Hafta sonunda bir dost ziyaretine giderken, yanı başımda yükselen klakson sesleriyle irkildim.

Araçlardan birinin içinde telli duvaklı gelin ile yanında oturan siyah elbiseli damadı görünce, anladım ki düğün konvoyu.

Birbiri ardına dizilmiş onlarca araç, Atatürk Bulvarı'ndan Çankaya istikametine doğru yol alıyordu.

Konvoydakilerin bir kısmı, bulundukları aracın camından yarı bellerine kadar sarkmış ellerindeki mendilleri coşkuyla sallıyor, bir kısmı da teypten yayılan şen-şakrak oyun havasına el çırparak eşlik ediyordu.

Araçların sürücüleri ise, konvoyun önünde yer almak için birbirleriyle yarışıyor, her an kazayla sonuçlanacak bir sorumsuzluk örneği sergiliyordu.

Neyse ki korktuğum olmadı, konvoy gürültülü ama kazasız-belasız uzaklaşıp gözden kayboldu.

Onca uyarıya rağmen her an faciayla sonuçlanacak bu ve benzeri sorumsuz davranışlardan bir türlü kurtulamadık.

Gazete sayfalarında, televizyon bültenlerinde zaman zaman yer alan konvoy facialarına ilişkin ürkütücü haberler bile caydırıcı olmaya yetmiyor.

Hele bir başka sorumsuzluk örneği var ki, ad koymakta bile zorlanıyor insan.

''Cehalet'' demek bile kifayetsiz kalıyor tanımlamada.

Bu, sorumsuzluğun da ötesinde ruhsal rahatsızlık olmalı...

Düğün ve asker uğurlamalarında silaha sarılıp, havaya ateş eden magandalardan söz ediyoruz elbette.

Kim bilir kaç ocak söndü bu kişilerin yüzünden?

Kaç mutlu başlayan eğlence matemle sonlandı?

Ama bu sorumsuzluğun da sonu geliyor gibi.

Sıkça rastlanan bu tür acı olaylar, Ankara Emniyeti'ni harekete geçirdi.

Ankara İl Emniyet Müdürlüğü Toplum Destekli Polislik Şubesi ekipleri, sevinçlerin yoğun yaşandığı düğün ve asker uğurlamalarında silah kullanımının engellenmesine yönelik çalışma başlattı.
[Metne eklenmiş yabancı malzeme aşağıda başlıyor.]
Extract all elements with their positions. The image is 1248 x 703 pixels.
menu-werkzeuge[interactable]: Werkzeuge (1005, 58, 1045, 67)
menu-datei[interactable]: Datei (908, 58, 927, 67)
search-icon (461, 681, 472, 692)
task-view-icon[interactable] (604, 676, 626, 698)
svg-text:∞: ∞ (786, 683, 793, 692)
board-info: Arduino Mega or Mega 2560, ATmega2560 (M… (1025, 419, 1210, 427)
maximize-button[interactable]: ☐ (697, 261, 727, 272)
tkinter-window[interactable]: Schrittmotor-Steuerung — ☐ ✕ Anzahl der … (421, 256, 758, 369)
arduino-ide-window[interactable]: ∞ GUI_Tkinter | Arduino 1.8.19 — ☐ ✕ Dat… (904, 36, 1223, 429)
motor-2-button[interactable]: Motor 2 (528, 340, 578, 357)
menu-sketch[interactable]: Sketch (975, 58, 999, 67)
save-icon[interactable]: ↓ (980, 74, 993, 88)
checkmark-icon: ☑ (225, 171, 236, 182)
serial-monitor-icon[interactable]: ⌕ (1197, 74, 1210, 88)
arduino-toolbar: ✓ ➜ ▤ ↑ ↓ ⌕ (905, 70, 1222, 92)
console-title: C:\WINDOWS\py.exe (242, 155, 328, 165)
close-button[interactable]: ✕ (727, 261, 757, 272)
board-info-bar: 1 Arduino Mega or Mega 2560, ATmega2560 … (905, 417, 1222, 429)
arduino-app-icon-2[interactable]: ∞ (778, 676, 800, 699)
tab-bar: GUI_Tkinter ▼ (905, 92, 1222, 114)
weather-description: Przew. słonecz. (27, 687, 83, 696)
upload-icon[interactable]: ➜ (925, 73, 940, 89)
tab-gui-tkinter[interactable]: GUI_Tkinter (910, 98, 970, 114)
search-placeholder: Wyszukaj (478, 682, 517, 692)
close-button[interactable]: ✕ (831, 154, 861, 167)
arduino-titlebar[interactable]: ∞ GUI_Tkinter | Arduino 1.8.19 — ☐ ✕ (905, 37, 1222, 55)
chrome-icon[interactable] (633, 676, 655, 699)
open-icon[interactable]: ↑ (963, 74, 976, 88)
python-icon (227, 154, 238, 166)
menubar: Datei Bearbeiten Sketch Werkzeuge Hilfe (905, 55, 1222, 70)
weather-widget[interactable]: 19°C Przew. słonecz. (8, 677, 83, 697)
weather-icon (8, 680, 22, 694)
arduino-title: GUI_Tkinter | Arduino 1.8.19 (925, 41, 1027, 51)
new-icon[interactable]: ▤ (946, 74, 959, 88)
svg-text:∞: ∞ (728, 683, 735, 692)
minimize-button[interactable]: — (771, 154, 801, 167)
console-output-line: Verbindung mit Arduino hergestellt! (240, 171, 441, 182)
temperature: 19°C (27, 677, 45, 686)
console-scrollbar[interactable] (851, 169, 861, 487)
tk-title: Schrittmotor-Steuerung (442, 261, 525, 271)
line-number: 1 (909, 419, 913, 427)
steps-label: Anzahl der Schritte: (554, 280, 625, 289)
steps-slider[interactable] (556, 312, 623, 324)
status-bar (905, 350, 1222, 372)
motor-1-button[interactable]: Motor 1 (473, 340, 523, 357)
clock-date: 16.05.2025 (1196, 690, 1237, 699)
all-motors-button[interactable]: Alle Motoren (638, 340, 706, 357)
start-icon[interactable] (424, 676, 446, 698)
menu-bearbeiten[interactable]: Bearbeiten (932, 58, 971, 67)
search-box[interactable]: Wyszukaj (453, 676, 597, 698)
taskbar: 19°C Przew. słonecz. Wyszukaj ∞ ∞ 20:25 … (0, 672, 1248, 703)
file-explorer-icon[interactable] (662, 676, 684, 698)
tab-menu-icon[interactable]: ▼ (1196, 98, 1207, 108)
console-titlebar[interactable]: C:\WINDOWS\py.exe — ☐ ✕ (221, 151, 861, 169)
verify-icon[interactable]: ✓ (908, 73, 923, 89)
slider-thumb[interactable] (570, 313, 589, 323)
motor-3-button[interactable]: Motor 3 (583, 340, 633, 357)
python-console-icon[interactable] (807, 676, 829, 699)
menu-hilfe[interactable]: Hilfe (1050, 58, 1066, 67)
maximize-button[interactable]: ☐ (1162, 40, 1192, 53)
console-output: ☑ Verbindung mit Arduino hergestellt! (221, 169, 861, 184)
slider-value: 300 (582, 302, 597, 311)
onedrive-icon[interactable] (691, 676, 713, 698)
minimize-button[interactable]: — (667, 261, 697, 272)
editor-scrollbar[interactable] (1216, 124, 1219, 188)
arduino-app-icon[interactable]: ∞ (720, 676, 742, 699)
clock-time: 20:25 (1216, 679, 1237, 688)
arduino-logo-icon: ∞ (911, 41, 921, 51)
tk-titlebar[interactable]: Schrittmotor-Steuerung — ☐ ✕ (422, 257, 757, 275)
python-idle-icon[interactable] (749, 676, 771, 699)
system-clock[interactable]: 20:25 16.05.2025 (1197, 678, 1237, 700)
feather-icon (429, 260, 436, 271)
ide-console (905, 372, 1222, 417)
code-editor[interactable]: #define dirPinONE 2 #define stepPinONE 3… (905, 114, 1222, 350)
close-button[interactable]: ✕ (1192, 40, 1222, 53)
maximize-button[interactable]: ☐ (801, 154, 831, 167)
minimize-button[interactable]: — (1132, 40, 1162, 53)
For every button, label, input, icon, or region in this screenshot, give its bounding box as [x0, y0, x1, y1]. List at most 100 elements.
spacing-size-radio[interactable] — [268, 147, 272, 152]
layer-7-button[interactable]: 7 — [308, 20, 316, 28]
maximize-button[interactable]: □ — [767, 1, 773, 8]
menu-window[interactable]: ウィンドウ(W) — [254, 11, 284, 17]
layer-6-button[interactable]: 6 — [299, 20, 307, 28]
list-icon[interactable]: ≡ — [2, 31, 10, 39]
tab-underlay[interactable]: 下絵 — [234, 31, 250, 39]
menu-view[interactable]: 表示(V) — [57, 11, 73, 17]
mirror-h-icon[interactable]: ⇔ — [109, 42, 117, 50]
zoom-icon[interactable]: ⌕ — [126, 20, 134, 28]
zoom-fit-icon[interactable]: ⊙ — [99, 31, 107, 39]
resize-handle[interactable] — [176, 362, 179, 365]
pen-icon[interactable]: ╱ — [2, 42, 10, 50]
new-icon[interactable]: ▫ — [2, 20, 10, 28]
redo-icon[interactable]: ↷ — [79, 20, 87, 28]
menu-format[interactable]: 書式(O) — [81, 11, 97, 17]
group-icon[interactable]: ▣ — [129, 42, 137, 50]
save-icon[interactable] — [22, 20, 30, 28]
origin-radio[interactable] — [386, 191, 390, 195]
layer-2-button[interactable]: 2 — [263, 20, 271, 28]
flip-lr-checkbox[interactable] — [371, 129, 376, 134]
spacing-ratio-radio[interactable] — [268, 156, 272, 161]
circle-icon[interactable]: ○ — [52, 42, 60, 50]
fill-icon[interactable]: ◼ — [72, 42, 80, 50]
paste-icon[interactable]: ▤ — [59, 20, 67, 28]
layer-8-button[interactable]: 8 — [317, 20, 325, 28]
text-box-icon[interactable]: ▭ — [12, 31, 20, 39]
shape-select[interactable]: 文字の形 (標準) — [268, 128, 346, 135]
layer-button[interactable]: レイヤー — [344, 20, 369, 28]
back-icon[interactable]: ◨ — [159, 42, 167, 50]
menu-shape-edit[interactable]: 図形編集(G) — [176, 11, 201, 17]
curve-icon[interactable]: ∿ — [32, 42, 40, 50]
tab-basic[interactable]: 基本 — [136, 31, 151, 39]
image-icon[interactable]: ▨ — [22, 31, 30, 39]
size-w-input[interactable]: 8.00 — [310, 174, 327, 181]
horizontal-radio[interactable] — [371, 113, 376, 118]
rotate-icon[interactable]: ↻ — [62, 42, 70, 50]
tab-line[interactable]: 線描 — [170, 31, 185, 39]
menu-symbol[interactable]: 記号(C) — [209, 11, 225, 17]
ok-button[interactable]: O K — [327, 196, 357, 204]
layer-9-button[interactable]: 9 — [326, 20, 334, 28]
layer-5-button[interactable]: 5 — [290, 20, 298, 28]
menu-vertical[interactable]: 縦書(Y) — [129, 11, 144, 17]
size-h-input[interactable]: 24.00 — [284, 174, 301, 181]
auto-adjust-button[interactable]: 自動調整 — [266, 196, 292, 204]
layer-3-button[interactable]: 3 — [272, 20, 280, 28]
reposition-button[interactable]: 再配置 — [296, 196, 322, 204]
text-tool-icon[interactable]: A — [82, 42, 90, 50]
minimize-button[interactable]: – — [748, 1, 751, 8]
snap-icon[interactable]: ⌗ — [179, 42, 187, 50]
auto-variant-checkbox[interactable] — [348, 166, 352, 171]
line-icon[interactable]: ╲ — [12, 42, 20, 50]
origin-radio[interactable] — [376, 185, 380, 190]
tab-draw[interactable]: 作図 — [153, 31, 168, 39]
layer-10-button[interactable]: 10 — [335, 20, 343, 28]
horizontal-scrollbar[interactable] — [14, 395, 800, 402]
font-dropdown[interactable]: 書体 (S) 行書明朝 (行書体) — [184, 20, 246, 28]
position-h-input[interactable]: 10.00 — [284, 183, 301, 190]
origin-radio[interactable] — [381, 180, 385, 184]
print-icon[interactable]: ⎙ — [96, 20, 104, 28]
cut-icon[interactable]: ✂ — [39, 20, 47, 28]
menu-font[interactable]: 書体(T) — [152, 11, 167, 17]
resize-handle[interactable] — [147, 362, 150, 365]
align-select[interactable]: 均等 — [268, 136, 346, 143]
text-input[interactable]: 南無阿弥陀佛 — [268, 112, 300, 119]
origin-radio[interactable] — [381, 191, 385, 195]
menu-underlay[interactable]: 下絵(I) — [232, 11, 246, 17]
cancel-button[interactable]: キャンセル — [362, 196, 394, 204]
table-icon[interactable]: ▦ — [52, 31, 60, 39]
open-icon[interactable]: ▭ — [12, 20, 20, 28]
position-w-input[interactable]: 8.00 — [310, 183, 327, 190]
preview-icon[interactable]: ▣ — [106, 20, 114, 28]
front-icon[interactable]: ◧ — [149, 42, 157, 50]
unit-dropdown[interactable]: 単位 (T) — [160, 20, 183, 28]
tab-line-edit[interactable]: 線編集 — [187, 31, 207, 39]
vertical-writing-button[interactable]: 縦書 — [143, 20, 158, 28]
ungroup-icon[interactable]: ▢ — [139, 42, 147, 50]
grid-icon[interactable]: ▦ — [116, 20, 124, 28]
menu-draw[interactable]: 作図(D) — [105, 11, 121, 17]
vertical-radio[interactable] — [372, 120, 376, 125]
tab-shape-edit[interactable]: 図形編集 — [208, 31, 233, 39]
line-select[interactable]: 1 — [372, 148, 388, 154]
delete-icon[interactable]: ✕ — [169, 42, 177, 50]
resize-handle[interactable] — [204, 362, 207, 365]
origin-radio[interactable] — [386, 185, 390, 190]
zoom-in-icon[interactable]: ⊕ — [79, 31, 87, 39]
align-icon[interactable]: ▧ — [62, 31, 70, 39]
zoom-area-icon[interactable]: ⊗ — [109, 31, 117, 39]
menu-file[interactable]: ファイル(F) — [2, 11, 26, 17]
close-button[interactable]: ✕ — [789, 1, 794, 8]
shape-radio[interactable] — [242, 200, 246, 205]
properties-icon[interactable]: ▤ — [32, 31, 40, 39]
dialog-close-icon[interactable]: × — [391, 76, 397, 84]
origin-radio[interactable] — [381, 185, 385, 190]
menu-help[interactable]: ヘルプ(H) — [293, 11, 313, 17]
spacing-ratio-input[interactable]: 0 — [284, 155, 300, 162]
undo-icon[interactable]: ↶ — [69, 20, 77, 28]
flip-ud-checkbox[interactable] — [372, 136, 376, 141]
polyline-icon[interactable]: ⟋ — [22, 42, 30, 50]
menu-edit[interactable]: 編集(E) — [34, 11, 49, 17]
Bu kapsamda 'Bilinçli toplum, güvenli yaşam' sloganıyla afiş ve broşürler hazırlandı.

''Silahlı kutlamalara hayır'' sloganıyla başlatılan çalışmalar, umarız karşılığını bulur. Mutluluk yerine, mutsuzluk getiren ve insan yaşamını hiçe sayan tehlikeli davranışların son bulması için etkin bir caydırıcı rol oynar.

Kanayan bir yara haline gelen söz konusu sorumsuz davranışların sergilenmesinin önüne geçilmesinde halkımıza da büyük sorumluklar düşüyor.

Önlem polisten,

Önleme destek ve duyarlılık vatandaştan.